Anyone have experience with ball clover?
This is for pasture not hayfield. Understand it builds a lot of nitrogen, and organic matter in sandy soil.


----------



## vhaby (Dec 30, 2009)

I've seen an excellent stand of ball clover on a friend's place in the Kilgore/Longview vicinity. The recommended seeding rate is 3 lb/acre. Because of the extremely small seed size, it may be difficult to set a drill to plant that small amount. I've tried seeding ball clover two falls in succession. I have a sporatic stand. The first year, with a new used JD 800 drill, I over planted seed initially and ran out of seed for the rest of the pasture. The second fall, I calibrated the drill more precicely by totally closing down the openings of the small seed box and then taking a small sledge hammer and tapping the shaft to ensure that it was tightly closed. At that point, I locked down the shaft in a totally closed setting and still planted 1.5 lb of ball clover seed per acre. At this time and in a drought situation, the ball clover is putting on seed heads in the lightly stocked pasture. Don't know if it will actually set seed as we missed another rain tonight.

As for its nitrogen fixation, it may fix from 50 to 100 lb of N/acre.
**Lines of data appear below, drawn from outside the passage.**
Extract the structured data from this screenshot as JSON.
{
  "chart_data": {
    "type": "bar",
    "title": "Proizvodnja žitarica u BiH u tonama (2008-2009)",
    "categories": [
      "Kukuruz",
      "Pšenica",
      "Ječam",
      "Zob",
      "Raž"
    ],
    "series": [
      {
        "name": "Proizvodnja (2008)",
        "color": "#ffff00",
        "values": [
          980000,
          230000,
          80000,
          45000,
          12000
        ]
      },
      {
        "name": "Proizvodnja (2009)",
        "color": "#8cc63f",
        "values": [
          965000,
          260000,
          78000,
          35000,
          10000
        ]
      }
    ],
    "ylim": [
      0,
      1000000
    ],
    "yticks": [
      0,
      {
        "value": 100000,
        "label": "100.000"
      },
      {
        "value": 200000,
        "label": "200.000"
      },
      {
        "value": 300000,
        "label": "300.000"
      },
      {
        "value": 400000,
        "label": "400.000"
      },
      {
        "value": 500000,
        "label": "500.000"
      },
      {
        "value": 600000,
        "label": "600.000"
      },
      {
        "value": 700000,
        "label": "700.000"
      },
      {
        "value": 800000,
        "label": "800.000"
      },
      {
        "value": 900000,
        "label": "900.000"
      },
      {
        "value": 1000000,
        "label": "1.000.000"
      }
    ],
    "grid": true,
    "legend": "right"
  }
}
With cattle grazing in an excellent stand much of the fixed nitrogen will be delivered to the soil by way of cattle urine and manure defication.


----------



## mtarrant (Aug 10, 2009)

Thanks vhaby, I am in Athens, so I think we have similar soils. my vet Dr Richardson has a full stand on his place, says it takes several years and don't even try unless PH is 6 or higher. 
We need rain bad down hear too!!!!!!


----------